A steam turbine operates adiabatically with a power output of 4000 kW. Steam enters the turbine at 2100 kPa and 475°C. The exhaust is saturated steam at 10 kPa that enters a condenser, where it is condensed and cooled to 30°C. What is the mass flow rate of the steam, and at what rate must cooling water be supplied to the condenser, if the water enters at 15°C and is heated to 25°C?

Step-by-Step

Verified Solution

The enthalpies of entering and exiting steam from the turbine are found from the steam tables:

H_{1} = 3411.3  kJ⋅ kg^{−1}                 and                  H_{2} = 2584.8  kJ⋅ kg^{−1}

For a properly designed turbine, kinetic- and potential-energy changes are negligible, and for adiabatic operation Q = 0. Equation (2.32) becomes simply W_{s} = ΔH.

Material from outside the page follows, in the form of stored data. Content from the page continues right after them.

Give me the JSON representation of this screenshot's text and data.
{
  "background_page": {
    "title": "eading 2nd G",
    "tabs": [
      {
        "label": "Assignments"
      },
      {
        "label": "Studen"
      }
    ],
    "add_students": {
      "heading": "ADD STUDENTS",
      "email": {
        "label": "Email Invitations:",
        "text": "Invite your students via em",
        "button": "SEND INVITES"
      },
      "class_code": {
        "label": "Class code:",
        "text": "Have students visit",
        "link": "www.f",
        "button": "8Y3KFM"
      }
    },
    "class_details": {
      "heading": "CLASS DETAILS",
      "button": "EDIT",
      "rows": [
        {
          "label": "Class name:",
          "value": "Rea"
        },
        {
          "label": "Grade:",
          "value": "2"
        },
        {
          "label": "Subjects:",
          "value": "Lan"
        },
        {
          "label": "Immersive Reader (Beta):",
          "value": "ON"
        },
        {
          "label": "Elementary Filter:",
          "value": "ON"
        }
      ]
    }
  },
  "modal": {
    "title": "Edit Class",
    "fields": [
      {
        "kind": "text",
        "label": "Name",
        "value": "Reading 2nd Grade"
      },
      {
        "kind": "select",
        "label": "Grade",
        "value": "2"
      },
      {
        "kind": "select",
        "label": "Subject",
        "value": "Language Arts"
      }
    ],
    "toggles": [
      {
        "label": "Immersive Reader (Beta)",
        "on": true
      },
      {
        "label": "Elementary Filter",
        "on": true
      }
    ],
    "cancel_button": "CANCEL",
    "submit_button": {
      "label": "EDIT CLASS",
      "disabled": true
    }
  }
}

\Delta H = Q  + W_{s}      (2.32)

Then \dot{W_{s} } = \dot{m}(\Delta H) , and

\dot{m}_{steam} = \frac{\dot{W_{s} } }{\Delta H} = \frac{− 4000  kJ⋅ s^{−1}}{( 2584.8 − 3411.3 )  kJ⋅ kg^{−1}} = 4.840  kg⋅ s^{−1}

For the condenser, the steam condensate leaving is subcooled water at 30°C, for which (from the steam tables) H_{3}= 125.7  kJ·kg^{−1}. For the cooling water entering at 15°C and leaving at 25°C, the enthalpies are

H_{in} = 62.9  kJ⋅ kg^{−1}       and     H_{out} = 104.8  kJ⋅ kg^{−1}

Equation (2.29) here reduces to

\dot{m}_{steam}(H_{3} – H_{2} ) +\dot{m}_{water}(H_{out}  –  H_{in} )= 0

4 .840 ( 125.7  −  2584.8 )  + ​​\dot{m}_{water} ( 104.8  −  62.9 ) = 0

Solution gives,

 ​​\dot{m}_{water} = 284.1  kg⋅ s^{−1}